Laubenbacher Reinhard, Stigler Brandilyn
Virginia Bioinformatics Institute at Virginia Tech, 1880 Pratt Drive, Building XV, Blacksburg, VA 24061, USA.
J Theor Biol. 2004 Aug 21;229(4):523-37. doi: 10.1016/j.jtbi.2004.04.037.
This paper proposes a new method to reverse engineer gene regulatory networks from experimental data. The modeling framework used is time-discrete deterministic dynamical systems, with a finite set of states for each of the variables. The simplest examples of such models are Boolean networks, in which variables have only two possible states. The use of a larger number of possible states allows a finer discretization of experimental data and more than one possible mode of action for the variables, depending on threshold values. Furthermore, with a suitable choice of state set, one can employ powerful tools from computational algebra, that underlie the reverse-engineering algorithm, avoiding costly enumeration strategies. To perform well, the algorithm requires wildtype together with perturbation time courses. This makes it suitable for small to meso-scale networks rather than networks on a genome-wide scale. An analysis of the complexity of the algorithm is performed. The algorithm is validated on a recently published Boolean network model of segment polarity development in Drosophila melanogaster.
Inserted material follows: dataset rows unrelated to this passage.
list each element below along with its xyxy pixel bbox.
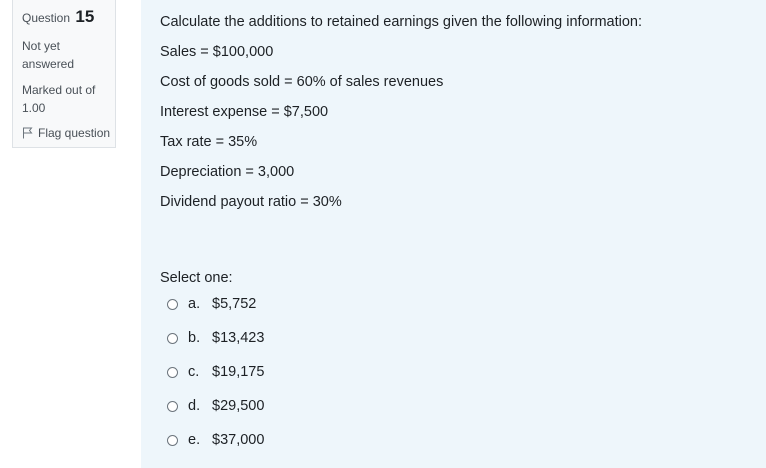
question-content: Calculate the additions to retained earn…	[141, 0, 766, 468]
question-line: Cost of goods sold = 60% of sales revenu…	[160, 74, 444, 90]
option-letter: d.	[188, 398, 201, 414]
radio-button[interactable]	[167, 400, 178, 412]
question-line: Sales = $100,000	[160, 44, 274, 60]
question-info-panel: Question 15 Not yet answered Marked out …	[12, 0, 116, 148]
answer-option-c[interactable]: c. $19,175	[167, 364, 264, 380]
option-text: $29,500	[212, 398, 265, 414]
option-text: $19,175	[212, 364, 265, 380]
option-text: $37,000	[212, 432, 265, 448]
question-line: Tax rate = 35%	[160, 134, 258, 150]
option-letter: e.	[188, 432, 201, 448]
flag-question-label: Flag question	[38, 126, 111, 140]
option-letter: c.	[188, 364, 200, 380]
quiz-page: Question 15 Not yet answered Marked out …	[0, 0, 766, 468]
question-number-value: 15	[75, 7, 95, 26]
answer-option-e[interactable]: e. $37,000	[167, 432, 264, 448]
question-number: Question 15	[22, 7, 115, 27]
question-line: Calculate the additions to retained earn…	[160, 14, 643, 30]
radio-button[interactable]	[167, 298, 178, 310]
option-letter: a.	[188, 296, 201, 312]
question-grade: Marked out of 1.00	[22, 83, 96, 115]
option-letter: b.	[188, 330, 201, 346]
answer-option-b[interactable]: b. $13,423	[167, 330, 264, 346]
answer-option-a[interactable]: a. $5,752	[167, 296, 256, 312]
question-line: Depreciation = 3,000	[160, 164, 295, 180]
option-text: $13,423	[212, 330, 265, 346]
question-label: Question	[22, 11, 71, 25]
radio-button[interactable]	[167, 332, 178, 344]
select-one-prompt: Select one:	[160, 270, 233, 286]
question-line: Interest expense = $7,500	[160, 104, 329, 120]
radio-button[interactable]	[167, 434, 178, 446]
answer-option-d[interactable]: d. $29,500	[167, 398, 264, 414]
question-line: Dividend payout ratio = 30%	[160, 194, 342, 210]
flag-question-link[interactable]: Flag question	[22, 125, 115, 141]
question-state: Not yet answered	[22, 39, 75, 71]
option-text: $5,752	[212, 296, 257, 312]
flag-icon	[23, 127, 33, 139]
radio-button[interactable]	[167, 366, 178, 378]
本文提出了一种从实验数据逆向工程基因调控网络的新方法。所使用的建模框架是时间离散确定性动力系统,每个变量都有一组有限的状态。此类模型最简单的例子是布尔网络,其中变量只有两种可能的状态。使用更多可能的状态可以对实验数据进行更精细的离散化,并且根据阈值,变量有不止一种可能的作用模式。此外,通过适当选择状态集,可以采用计算代数中的强大工具,这些工具是逆向工程算法的基础,避免了代价高昂的枚举策略。为了表现良好,该算法需要野生型以及扰动时间进程。这使得它适用于中小规模的网络,而不是全基因组规模的网络。对该算法的复杂度进行了分析。该算法在最近发表的果蝇节段极性发育的布尔网络模型上得到了验证。